1. O que impacta e o que não impacta: já existe jus pagode para concursos

Em 2024 lancei o livro Ensino Jurídico e(m) Crise – Ensaio contra a Simplificação, pela Editora Contracorrente  Embora esteja entre os quatro mais vendidos da editora, não viralizou nas redes sociais. Bom, redes é o lugar preferido do não-leitor. Afinal, por que impactaria escrever contra a simplificação do direito, que é essa commodity antiepistemológica que apaixona a comunidade jurídica? Por que alguém, como eu, arrisca-se a escrever contra a agnotologia jurídica?

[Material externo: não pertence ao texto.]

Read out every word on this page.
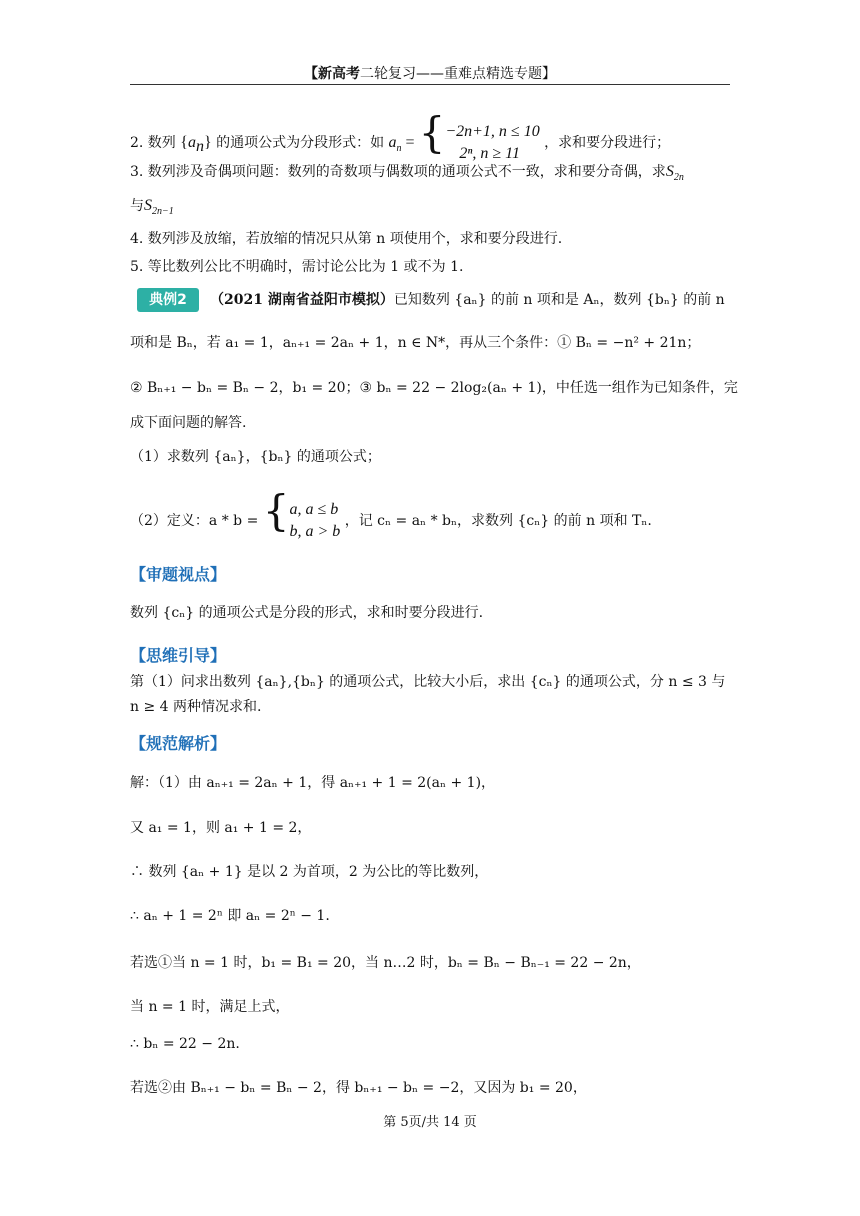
【新高考二轮复习——重难点精选专题】
2. 数列 $\{a_n\}$ 的通项公式为分段形式：如 $a_n = \{-2n+1$, n ≤ 10
2ⁿ, n ≥ 11 ，求和要分段进行；
3. 数列涉及奇偶项问题：数列的奇数项与偶数项的通项公式不一致，求和要分奇偶，求$S_{2n}$
与$S_{2n-1}$
4. 数列涉及放缩，若放缩的情况只从第 n 项使用个，求和要分段进行.
5. 等比数列公比不明确时，需讨论公比为 1 或不为 1.
典例2	（2021 湖南省益阳市模拟）已知数列 {aₙ} 的前 n 项和是 Aₙ，数列 {bₙ} 的前 n
项和是 Bₙ，若 a₁ = 1，aₙ₊₁ = 2aₙ + 1，n ∈ N*，再从三个条件：① Bₙ = −n² + 21n；
② Bₙ₊₁ − bₙ = Bₙ − 2，b₁ = 20；③ bₙ = 22 − 2log₂(aₙ + 1)，中任选一组作为已知条件，完
成下面问题的解答.
（1）求数列 {aₙ}，{bₙ} 的通项公式；
（2）定义：a * b = {a, a ≤ b
b, a > b ，记 cₙ = aₙ * bₙ，求数列 {cₙ} 的前 n 项和 Tₙ.
【审题视点】
数列 {cₙ} 的通项公式是分段的形式，求和时要分段进行.
【思维引导】
第（1）问求出数列 {aₙ},{bₙ} 的通项公式，比较大小后，求出 {cₙ} 的通项公式，分 n ≤ 3 与
n ≥ 4 两种情况求和.
【规范解析】
解：（1）由 aₙ₊₁ = 2aₙ + 1，得 aₙ₊₁ + 1 = 2(aₙ + 1)，
又 a₁ = 1，则 a₁ + 1 = 2，
∴ 数列 {aₙ + 1} 是以 2 为首项，2 为公比的等比数列，
∴ aₙ + 1 = 2ⁿ 即 aₙ = 2ⁿ − 1.
若选①当 n = 1 时，b₁ = B₁ = 20，当 n…2 时，bₙ = Bₙ − Bₙ₋₁ = 22 − 2n，
当 n = 1 时，满足上式，
∴ bₙ = 22 − 2n.
若选②由 Bₙ₊₁ − bₙ = Bₙ − 2，得 bₙ₊₁ − bₙ = −2，又因为 b₁ = 20，
第 5页/共 14 页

Já escrevi isso por aqui, mas repito: o que gera meme e impacta é alguém lançar livro para concurso com músicas – sim, com mais de mil músicas – que servem para decoreba (no vídeo aparece o autor; por respeito, apenas coloco aqui o link – tem uns hits, como Interrupção da Prescrição art 202 CC – além de tudo, o cantor não é do ramo!). Pergunta o autor: já pensou em estudar ouvindo música? “Aprenda modalidades de licitação cantando” (em ritmo de pagode).

Alguém já havia pensado nisso?  Passar em concursos virou coisa fácil, diz o anúncio.

Vamos lá: sejamos claros. Vamos falar a sério. Estudar para concurso assim? Que concursos são esses? Para guarda municipal? Sabemos que o que possibilita isso tudo é o modelo de concursos públicos de Pindorama. Que é tão culpado quanto quem vende esse tipo de simplificação.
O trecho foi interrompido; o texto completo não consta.